Jan 302004
 

Our server has been pretty busy the last few days. Lots of new virii scurrying around the internet, most recently the Novarg worm. This one looks like one of the nastier specimens. However, our problem is not with the virii; our own filters are dealing with that quite handily, thank you. Our problem is with the anti-virus software—other systems’ anti-virus software.

See, a lot of this anti-virus software, as it filters incoming e-mail, can be set to notify the sender when a message is found to have a virus, worm, whatever. However, the makers of anti-virus software, when they implemented this nifty feature, apparently weren’t aware that most of these worms and virii will forge the from address. So we’re getting thousands of bounces from places we’ve never sent mail to, helpfully informing us that the message we did not send had a virus and was blocked. You’d think that the admins of all those e-mail systems would know better, even if the anti-virus writers didn’t, and disable this feature. But apparently a lot of them don’t.

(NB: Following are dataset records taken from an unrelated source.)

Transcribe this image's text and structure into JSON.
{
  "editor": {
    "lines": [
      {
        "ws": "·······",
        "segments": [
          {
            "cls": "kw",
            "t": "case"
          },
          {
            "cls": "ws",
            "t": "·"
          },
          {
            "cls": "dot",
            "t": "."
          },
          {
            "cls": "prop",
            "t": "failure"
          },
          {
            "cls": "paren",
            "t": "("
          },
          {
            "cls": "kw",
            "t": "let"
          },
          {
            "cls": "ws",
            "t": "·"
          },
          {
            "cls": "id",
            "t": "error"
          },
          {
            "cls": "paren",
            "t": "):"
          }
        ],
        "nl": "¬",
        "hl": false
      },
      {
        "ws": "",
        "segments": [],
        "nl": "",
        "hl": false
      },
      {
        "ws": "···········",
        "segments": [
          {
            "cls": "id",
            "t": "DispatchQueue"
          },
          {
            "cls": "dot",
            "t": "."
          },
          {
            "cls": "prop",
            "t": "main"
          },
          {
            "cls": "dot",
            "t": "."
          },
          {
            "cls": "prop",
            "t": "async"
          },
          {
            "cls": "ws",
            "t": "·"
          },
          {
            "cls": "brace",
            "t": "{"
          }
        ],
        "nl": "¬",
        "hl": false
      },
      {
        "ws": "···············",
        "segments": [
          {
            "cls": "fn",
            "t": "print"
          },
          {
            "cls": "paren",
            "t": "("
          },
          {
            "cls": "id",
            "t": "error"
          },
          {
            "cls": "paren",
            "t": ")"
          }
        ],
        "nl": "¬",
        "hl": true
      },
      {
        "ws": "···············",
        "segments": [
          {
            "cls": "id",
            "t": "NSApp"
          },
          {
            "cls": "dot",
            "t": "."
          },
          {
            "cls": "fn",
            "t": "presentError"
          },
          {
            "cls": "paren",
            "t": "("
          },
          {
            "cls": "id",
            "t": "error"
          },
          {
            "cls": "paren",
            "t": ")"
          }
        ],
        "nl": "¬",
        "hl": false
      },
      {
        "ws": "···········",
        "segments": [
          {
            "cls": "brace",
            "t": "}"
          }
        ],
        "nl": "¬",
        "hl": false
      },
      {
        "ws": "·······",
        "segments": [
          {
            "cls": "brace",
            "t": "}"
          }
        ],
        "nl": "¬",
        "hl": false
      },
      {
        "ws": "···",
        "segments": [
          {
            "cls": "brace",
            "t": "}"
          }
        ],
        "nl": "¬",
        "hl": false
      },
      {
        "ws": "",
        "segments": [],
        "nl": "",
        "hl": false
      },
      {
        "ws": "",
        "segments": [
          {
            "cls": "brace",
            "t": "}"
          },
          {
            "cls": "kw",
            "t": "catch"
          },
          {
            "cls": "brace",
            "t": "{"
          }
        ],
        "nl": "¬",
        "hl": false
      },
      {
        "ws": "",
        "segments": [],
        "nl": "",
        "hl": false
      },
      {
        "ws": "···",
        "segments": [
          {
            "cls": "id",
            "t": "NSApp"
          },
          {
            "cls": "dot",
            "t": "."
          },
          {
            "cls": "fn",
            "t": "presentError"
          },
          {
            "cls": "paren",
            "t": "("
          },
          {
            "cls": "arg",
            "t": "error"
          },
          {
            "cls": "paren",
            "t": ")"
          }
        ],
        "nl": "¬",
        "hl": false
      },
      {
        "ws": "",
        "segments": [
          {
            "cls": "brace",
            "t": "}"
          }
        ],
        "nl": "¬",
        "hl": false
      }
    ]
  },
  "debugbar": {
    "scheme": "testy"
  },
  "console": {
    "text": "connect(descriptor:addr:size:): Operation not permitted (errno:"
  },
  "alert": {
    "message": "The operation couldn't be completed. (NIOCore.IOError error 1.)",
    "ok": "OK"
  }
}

I remember the Good Times “virus,” which was nothing but a text message that propagated by convincing people to send it to absolutely everyone in the world. I’m wondering if these worms represent the newest trend; rather than human engineering like Good Times, they employ software engineering. They use the anti-virus software itself to clog network resources as it tries to bounce mail to people who never had the virus to start with.

In other news, the kids finally went back to school—for one day this week. Although there’s mutterings in the weather forecast department about the possibility of more snow Sunday night. What the hell is this, winter?